Intinya, sosok seorang yang bisa dijadikan “boneka” bagi koalisi politik tertentu juga turut memberi andil bagi seseorang yang bersedia menjadi cawapres 2024. Selain cawapres juga harus menjadi magnet pemilih (rakyat), juga harus memiliki posisi tawar jalan tengah yang kemudian tidak terus memicu keretakan bagi kalangan politik penyokong setelah kemengan. Meskipun dalam penerapan politik yang diinginkan dalam iklim politik Indonesia saat ini tidak menutup pada ruang terpilihnya cawapres yang bersedia menjadi ban serap, upaya menuju ke arah yang dimaksud masih tampak menguat.
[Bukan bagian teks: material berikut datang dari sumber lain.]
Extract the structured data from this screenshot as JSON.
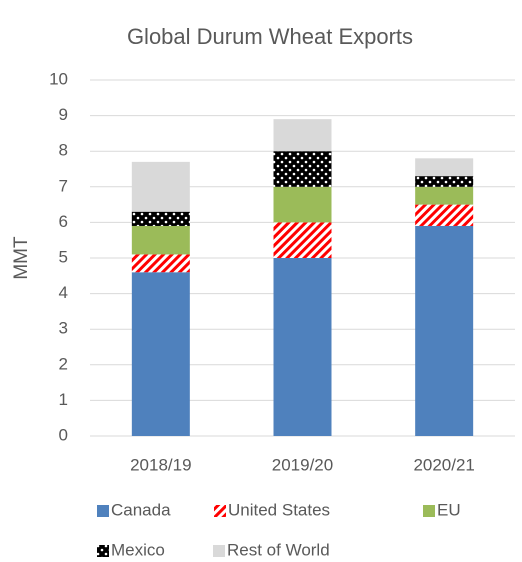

Lihat saja misalnya, nama-nama cawapres yang berkembang di permukaan cenderung bertipe “tunduk dan patuh serta Sengkuni” atas kompromi politik. Nilai ketergantungan akutnya lebih tinggi dari pasa nilai ketergantungan seorang capres.
Sebagai pendulang kekuatan, bahkan kinerja bagi seorang cawapres hingga diproyeksikan nantinya setelah menjadi wapres. Seorang cawapres harus benar-benar dihitung dan ditentukan oleh koalisi agar tidak ditinggal di tengah jalan, atau membawa kabur tumpukan kemenangan yang awalnya telah dijanjikan akan mendapat bagian kekuasaan. Sebab perpolitikan di Indoesia saat ini masih tergolong labil dan sulit dijamin kepastian komitmennya. Melalui tulisan ini pula, tanpa disadari bahwa proses perburuan cawpres tak bisa serampangan. Jika hal ini tidak diperhatikan, maka capres yang dianggap potensial pun bisa roboh-rata dengan tanah, mengepul debu ke atas, merusak pandangan publik. Bahkan bisa lebih kejam dari itu, masuk ke dalam tanah tanpa bisa hidup kembali.